This site will look much better in a browser that supports web standards
, but it is accessible to any browser or Internet device.
Floristics Projects: Idaho
Select a project from the map or list below:
- Payette National Forest and Vicinity. This represents the thesis project by Joy C. Handley. Fieldwork was conducted during the summers of 1999 and 2000. The area encompassed the Hitt, Cuddy, and West mountains, parts of the Seven Devils and Salmon River mountains including portions of Frank Church-River of Return and Hells Canyon Wilderness (including parts of Adams, Idaho, Valley, and Washington counties) for a total of 5,100 mi2 ranging in elevation from 1,400 to 9,545 feet. Collected were 12,062 specimens documenting 1,186 taxa. An addition of 113 “historical” taxa at the RM/USFS raised the total to 1,299 unique taxa. Species of conservation concern totaled 20 documented at 44 sites. Also vouchered were 139 exotics including 15 noxious weeds. Funding was provided by the National Fish and Wildlife Foundation, Bureau of Land Management, C. P. and Evelyn S. Plummer Trust, Dr. Thomas Ford (Aven Nelson Fellowship in Systematic Botany), Payette National Forest, and the University of Wyoming.

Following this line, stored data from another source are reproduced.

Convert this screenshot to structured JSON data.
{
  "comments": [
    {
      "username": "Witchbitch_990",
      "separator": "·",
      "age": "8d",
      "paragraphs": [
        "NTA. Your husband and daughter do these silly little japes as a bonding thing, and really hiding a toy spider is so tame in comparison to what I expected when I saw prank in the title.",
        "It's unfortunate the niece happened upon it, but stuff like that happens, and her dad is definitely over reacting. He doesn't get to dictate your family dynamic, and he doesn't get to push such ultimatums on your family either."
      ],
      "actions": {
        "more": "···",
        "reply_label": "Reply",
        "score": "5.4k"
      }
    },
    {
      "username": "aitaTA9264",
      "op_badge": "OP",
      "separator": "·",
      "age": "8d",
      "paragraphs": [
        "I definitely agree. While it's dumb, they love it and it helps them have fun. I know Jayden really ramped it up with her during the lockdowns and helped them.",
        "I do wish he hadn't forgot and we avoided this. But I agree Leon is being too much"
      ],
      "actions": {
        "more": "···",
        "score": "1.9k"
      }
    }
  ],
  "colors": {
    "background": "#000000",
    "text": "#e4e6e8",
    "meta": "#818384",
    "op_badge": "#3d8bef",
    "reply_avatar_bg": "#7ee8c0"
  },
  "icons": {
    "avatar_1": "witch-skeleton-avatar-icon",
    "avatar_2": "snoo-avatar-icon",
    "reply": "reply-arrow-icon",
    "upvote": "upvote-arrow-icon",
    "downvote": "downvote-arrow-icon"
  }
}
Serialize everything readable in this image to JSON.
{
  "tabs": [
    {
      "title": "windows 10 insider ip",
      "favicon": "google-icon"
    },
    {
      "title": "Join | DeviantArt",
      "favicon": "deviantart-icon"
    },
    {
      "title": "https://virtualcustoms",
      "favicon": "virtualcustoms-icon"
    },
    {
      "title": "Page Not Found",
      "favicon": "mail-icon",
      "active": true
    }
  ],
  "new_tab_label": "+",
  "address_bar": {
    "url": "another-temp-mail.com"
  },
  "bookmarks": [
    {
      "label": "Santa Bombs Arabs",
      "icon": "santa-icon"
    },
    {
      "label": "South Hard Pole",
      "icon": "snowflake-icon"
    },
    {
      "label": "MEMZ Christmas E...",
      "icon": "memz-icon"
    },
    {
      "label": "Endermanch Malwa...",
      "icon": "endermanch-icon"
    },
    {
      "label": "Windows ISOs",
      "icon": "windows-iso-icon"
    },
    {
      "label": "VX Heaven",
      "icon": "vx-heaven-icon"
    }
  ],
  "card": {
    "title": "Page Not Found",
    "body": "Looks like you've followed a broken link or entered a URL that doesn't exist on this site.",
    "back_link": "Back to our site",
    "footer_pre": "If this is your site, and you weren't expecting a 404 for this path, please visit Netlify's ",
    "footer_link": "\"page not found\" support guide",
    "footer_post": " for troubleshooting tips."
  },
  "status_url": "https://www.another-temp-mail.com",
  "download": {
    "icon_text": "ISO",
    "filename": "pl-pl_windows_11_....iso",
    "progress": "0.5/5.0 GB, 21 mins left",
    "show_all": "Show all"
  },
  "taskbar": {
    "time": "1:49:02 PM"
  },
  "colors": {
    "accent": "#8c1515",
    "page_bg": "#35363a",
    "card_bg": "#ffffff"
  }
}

- Salmon-Challis National Forests.
- Targhee National Forest and Vicinity. This represents the thesis project by the late Stuart Markow. Fieldwork was conducted during the summers of 1991 and 1992. The area encompassed the Snake River, Big Hole, and west slope of the Teton ranges of Wyoming and Idaho, Island Park, Centennial Ridge, and Southern Beaverhead Range, Idaho (including parts of Lincoln and Teton counties, Wyoming; Bonneville, Clark, Fremont, Lemhi, Madison, and Teton counties, Idaho) for a total of 2,885 mi2 ranging in elevation from 5,600 to 11,383 feet. Collected were 13,442 specimens documenting 1,104 unique taxa. Lithospermum arvense represented a new record for Wyoming. Species of conservation concern totaled 21 documented at 31 sites. Also vouchered were 99 exotics including 15 noxious weeds. Funding was provided by the Targhee National Forest, The Nature Conservancy, and the University of Wyoming.